Mosul is a massive city, similar in size to Philadelphia. Even at the upper end of its estimated numbers, ISIS cannot possibly defend the entire city. Its early actions indicate that in the initial stages of the battle it withdrew numbers of forward-deployed observation posts, designed to give its leadership intelligence on where the liberating force is making its main thrusts. As the attackers continue their drive, ISIS troops will probably conduct harassing fires against them, planting IEDs on the routes of advance, and utilizing snipers to slow the advance, but still not becoming decisively engaged.
They’ll likely continue falling slowly back until finally occupying the main line of defenses they’ve chosen. These are areas they have no doubt prepared over many months for the decisive battle. It will have thorough and elaborate defensive works.
In all likelihood, it will have interlocking tunnels that allow men to move from one position to another without exposing themselves to hostile fire.

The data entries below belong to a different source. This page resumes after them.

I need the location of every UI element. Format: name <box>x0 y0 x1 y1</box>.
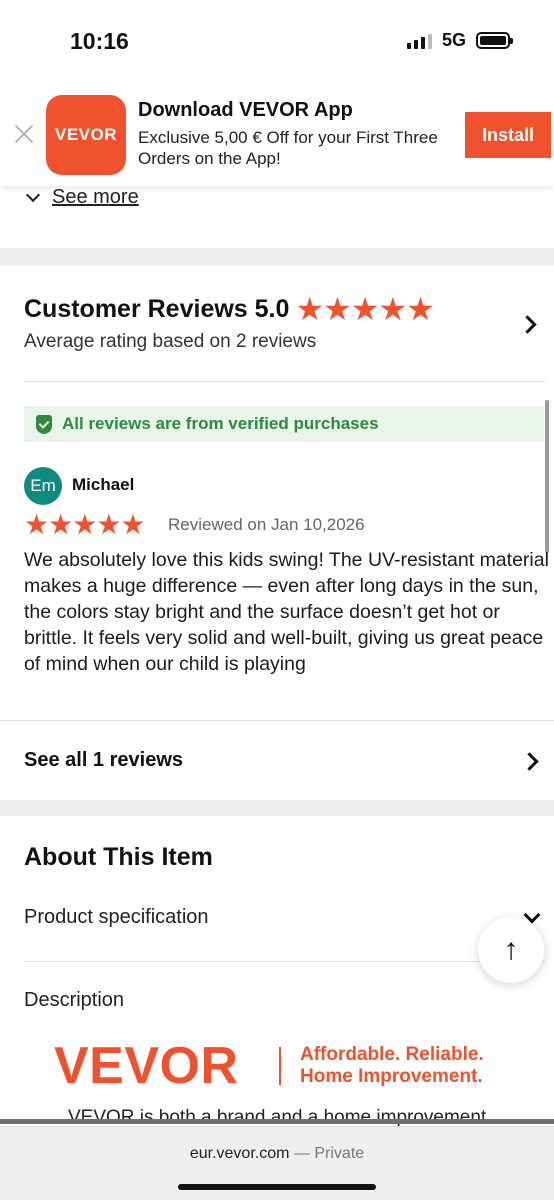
signal-icon <box>406 33 432 49</box>
reviews-header[interactable]: Customer Reviews 5.0 ★★★★★ <box>24 290 435 328</box>
logo-separator <box>279 1047 281 1085</box>
network-label: 5G <box>441 30 466 50</box>
app-download-banner: VEVOR Download VEVOR App Exclusive 5,00 … <box>0 86 554 186</box>
section-separator <box>0 248 554 266</box>
review-date: Reviewed on Jan 10,2026 <box>168 515 365 534</box>
url-display[interactable]: eur.vevor.com — Private <box>0 1145 554 1163</box>
url-text: eur.vevor.com <box>189 1145 290 1162</box>
verified-text: All reviews are from verified purchases <box>62 414 379 433</box>
close-icon[interactable] <box>12 122 36 146</box>
url-separator: — <box>293 1145 310 1162</box>
install-button[interactable]: Install <box>465 112 551 158</box>
banner-title: Download VEVOR App <box>138 99 353 121</box>
reviews-title: Customer Reviews 5.0 <box>24 294 290 323</box>
chevron-right-icon[interactable] <box>520 752 539 771</box>
chevron-right-icon[interactable] <box>518 315 537 334</box>
verified-purchases-banner: All reviews are from verified purchases <box>24 406 544 442</box>
status-indicators: 5G <box>406 30 513 51</box>
avatar: Em <box>24 467 62 505</box>
divider <box>24 381 546 382</box>
banner-subtitle: Exclusive 5,00 € Off for your First Thre… <box>138 128 438 168</box>
reviewer-name: Michael <box>72 475 135 494</box>
divider <box>0 720 554 721</box>
tagline-line-1: Affordable. Reliable. <box>300 1044 484 1065</box>
browser-address-bar[interactable]: eur.vevor.com — Private <box>0 1126 554 1200</box>
tagline-line-2: Home Improvement. <box>300 1066 483 1087</box>
arrow-up-icon: ↑ <box>503 933 519 966</box>
see-more-label: See more <box>52 186 139 208</box>
reviews-subtitle: Average rating based on 2 reviews <box>24 331 317 352</box>
about-title: About This Item <box>24 843 213 871</box>
vevor-brand-logo: VEVOR <box>54 1037 239 1095</box>
description-label: Description <box>24 989 125 1011</box>
brand-tagline: Affordable. Reliable. Home Improvement. <box>300 1044 484 1088</box>
status-time: 10:16 <box>70 28 129 54</box>
see-more-link[interactable]: See more <box>24 186 139 209</box>
rating-stars: ★★★★★ <box>295 291 434 327</box>
horizontal-scrollbar <box>0 1119 554 1124</box>
divider <box>24 961 546 962</box>
review-stars: ★★★★★ <box>24 509 146 540</box>
scroll-to-top-button[interactable]: ↑ <box>478 917 544 983</box>
vevor-app-logo: VEVOR <box>46 95 126 175</box>
review-text: We absolutely love this kids swing! The … <box>24 549 549 675</box>
product-specification-toggle[interactable]: Product specification <box>24 906 209 929</box>
section-separator <box>0 800 554 816</box>
battery-icon <box>476 32 513 49</box>
see-all-reviews-link[interactable]: See all 1 reviews <box>24 749 183 772</box>
scrollbar[interactable] <box>545 400 549 553</box>
status-bar: 10:16 5G <box>0 0 554 86</box>
home-indicator[interactable] <box>178 1184 376 1190</box>
shield-check-icon <box>36 414 52 434</box>
chevron-down-icon <box>25 187 41 202</box>
private-mode-label: Private <box>314 1145 365 1162</box>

Snipers will likely occupy key high points in buildings, providing interlocking fires against main routes of advance. Barricades will have been placed roads at multiple points to further slow ISF attacks. Mortars, rockets and possibly some tanks will be placed at strategic locations on and behind the main line of defense.
Regular riflemen will be scattered throughout the battle area and only concentrate for specific actions, otherwise dispersing to increase survivability. They probably have small mobile units to act as local counterattack forces to harass ISF and coalition troops as they move through the city. If ISIS fights with discipline and launches brazen attacks, it is possible to use the urban terrain to exact a high toll on the liberating force and hold out for an extended period.

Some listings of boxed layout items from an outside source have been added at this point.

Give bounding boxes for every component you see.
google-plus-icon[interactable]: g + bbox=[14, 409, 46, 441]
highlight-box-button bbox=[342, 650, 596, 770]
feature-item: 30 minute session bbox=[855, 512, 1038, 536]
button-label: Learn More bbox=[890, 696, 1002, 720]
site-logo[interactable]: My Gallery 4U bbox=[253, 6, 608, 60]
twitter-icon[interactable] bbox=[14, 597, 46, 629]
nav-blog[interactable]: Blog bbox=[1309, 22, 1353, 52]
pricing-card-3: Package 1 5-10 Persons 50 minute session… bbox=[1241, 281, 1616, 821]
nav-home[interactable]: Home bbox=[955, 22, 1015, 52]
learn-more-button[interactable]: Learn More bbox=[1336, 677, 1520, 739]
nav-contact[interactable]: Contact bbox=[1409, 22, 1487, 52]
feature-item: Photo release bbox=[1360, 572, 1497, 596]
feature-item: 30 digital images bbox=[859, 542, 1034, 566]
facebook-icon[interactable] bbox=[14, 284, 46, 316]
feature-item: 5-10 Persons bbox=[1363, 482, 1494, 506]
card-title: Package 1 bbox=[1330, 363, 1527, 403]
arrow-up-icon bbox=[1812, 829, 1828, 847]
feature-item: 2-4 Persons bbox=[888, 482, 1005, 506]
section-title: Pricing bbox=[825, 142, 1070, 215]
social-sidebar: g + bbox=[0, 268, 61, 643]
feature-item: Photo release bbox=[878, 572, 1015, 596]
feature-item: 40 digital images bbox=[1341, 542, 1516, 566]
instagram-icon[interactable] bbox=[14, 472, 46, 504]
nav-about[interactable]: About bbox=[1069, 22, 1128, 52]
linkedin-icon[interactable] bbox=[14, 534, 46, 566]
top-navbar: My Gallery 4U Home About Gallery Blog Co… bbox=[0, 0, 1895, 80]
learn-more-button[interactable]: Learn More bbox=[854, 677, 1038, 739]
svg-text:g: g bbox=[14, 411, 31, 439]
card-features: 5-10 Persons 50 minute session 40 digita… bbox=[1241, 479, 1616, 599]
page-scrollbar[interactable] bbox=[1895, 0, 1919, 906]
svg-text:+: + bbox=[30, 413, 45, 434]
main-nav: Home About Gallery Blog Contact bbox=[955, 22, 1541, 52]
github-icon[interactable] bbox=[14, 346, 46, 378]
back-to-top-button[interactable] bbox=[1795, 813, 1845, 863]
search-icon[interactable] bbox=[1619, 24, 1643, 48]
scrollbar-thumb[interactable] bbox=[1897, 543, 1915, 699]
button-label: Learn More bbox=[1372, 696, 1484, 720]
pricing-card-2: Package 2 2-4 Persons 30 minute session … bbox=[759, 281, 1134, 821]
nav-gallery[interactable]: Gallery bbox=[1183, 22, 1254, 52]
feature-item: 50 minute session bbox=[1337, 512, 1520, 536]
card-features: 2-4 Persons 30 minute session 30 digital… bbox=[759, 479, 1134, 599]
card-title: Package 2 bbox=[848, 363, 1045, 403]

If the Islamic State has adopted the “Alamo” strategy, it may be willing to suffer 50, 60 or even up to 75 percent casualties, yet still tenaciously fight on. “There is no chance” that ISIS is going to retreat from the city, according an October 23 dispatch published by Mosul Eye, the most authoritative source of information from within Mosul for the past two years. “There is no safe heaven [sic] for them anywhere in Iraq either; it is just impossible for them to blend,” Mosul Eye wrote, and also pointed out that there is no known program for the reintegration of ISIS members.
Meaning that there are few places where ISIS’s Iraqi members can flee, and no motivation to surrender. The chances that Mosul represents the Alamo for ISIS are substantial. There is great risk for the coalition if this turns out to be the case.